This article was copied and pasted from my electronic subscription to the Epoch Times to display their fact-based reporting and commentary:
This particular ET article made me think the drugs were hidden because the wall poses a problem to drug traffickers:
Authorities Make $62 Million Drug Bust 5 Miles South of US-Mexico Border
Mexican authorities found $62 million worth of drugs hidden in an abandoned tractor-trailer roughly five miles south of the U.S.-Mexico border over the weekend, according to reports.
Mayor Armando Cabada of Juarez, Chihuahua, announced Sunday that an anonymous tip led to the discovery of more than one ton of marijuana, 9 pounds of fentanyl, 144 pounds of crystal meth, and 12 pounds of heroin, according to Border Report. Mexican military as well as federal and local police were involved in the bust, which did not lead to any arrests. The narcotics were hidden between sacks of plaster mix inside the trailer.
Fentanyl, a synthetic opioid that is between 50 and 100 times more potent than morphine, is sold through illegal drug markets for its heroin-like effect, according to the Centers for Disease Control and Prevention (CDC), which also notes that the drug is often mixed with heroin and/or cocaine, sometimes without users’ knowledge. Just two to three milligrams of fentanyl can kill a person, according to U.S. Customs and Border Protection (CBP).
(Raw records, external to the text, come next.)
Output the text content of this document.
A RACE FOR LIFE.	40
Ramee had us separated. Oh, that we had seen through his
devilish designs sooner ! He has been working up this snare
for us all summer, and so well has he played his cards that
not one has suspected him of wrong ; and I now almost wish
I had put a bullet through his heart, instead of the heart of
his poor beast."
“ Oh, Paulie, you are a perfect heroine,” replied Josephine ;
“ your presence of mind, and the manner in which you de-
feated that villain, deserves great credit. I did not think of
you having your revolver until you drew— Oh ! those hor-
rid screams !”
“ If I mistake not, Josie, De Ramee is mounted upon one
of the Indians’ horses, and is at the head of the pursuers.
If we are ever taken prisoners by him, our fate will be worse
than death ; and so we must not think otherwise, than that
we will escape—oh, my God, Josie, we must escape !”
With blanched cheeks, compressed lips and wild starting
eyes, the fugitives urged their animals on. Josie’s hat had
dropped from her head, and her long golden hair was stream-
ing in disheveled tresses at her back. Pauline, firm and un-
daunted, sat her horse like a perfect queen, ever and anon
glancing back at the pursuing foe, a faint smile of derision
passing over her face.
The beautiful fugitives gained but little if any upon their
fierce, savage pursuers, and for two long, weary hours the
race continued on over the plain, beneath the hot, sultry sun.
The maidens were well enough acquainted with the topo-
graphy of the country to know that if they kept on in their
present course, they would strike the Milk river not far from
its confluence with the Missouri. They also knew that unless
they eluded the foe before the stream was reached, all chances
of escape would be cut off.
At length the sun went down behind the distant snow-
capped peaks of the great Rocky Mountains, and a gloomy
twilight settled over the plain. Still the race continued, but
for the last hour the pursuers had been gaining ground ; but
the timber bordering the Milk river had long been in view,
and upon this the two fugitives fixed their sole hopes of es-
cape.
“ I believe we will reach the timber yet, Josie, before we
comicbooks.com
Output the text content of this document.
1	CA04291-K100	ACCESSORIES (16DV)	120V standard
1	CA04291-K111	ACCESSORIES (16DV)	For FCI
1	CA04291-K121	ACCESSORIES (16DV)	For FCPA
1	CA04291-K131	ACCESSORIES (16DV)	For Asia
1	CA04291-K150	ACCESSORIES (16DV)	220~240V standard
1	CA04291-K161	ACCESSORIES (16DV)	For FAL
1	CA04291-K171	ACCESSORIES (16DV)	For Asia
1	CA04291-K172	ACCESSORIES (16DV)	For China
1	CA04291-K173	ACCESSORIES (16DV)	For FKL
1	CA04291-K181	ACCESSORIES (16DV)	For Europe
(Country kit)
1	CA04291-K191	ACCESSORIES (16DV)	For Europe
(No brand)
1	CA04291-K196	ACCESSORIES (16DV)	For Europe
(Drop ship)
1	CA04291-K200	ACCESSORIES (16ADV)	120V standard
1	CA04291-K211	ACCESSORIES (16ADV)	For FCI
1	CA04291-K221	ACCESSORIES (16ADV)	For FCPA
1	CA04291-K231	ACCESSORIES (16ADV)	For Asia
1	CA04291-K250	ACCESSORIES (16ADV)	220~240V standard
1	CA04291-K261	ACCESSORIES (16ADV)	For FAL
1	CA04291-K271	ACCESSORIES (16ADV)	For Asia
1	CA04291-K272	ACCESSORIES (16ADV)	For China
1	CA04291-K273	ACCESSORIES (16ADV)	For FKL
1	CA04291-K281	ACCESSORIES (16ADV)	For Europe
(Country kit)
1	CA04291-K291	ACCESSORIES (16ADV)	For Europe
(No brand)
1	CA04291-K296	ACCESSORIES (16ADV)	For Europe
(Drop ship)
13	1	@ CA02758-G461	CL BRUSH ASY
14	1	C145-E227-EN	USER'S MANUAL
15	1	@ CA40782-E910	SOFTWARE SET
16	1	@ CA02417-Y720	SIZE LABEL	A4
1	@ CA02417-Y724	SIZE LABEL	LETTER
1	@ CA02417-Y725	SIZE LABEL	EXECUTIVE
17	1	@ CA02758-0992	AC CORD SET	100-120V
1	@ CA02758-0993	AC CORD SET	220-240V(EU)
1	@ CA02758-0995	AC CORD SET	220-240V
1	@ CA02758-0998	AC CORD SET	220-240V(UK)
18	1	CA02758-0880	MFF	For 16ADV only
The amount of fentanyl seized by U.S. border agents at the southern border has skyrocketed in recent years, from 70 pounds in the fiscal year 2015 to nearly 4,000 pounds from Oct. 1, 2019, to Sept. 30, 2020, according to federal data.
Countries in Latin America, chiefly Mexico, are the origin of most opiate trafficking flows into the United States, according to the 2020 World Drug Report (pdf), put out by the United Nations Office on Drugs and Crime.
Mexican cartels take advantage of uneven precursor chemical controls to manufacture deadly drugs inside Mexico, including fentanyl, which then make their way into the United States, according to the Department of Defense (DoD), the primary agency that works to detect aerial and maritime drug trafficking routes.
“Mexico remains the source of nearly all heroin seized in the United States and is a transit route for much of the cocaine available in our country,” said Matthew J. Flynn, deputy assistant secretary of defense for counternarcotics and global threats, according to the DoD.
China, meanwhile, is the primary source for all precursor chemicals in fentanyl that ends up trafficked into the United States, according to a January 2020 Drug Enforcement Agency report (pdf).
The DoD works with U.S. agencies and international partners, including Mexican law enforcement, to stem the flow of illicit drugs into America.
“Through our programs, we disrupt and degrade drug trafficking and other illicit threat networks, in order to reduce them to a level where they no longer threaten United States citizens and U.S. national security,” Flynn said in a separate statement.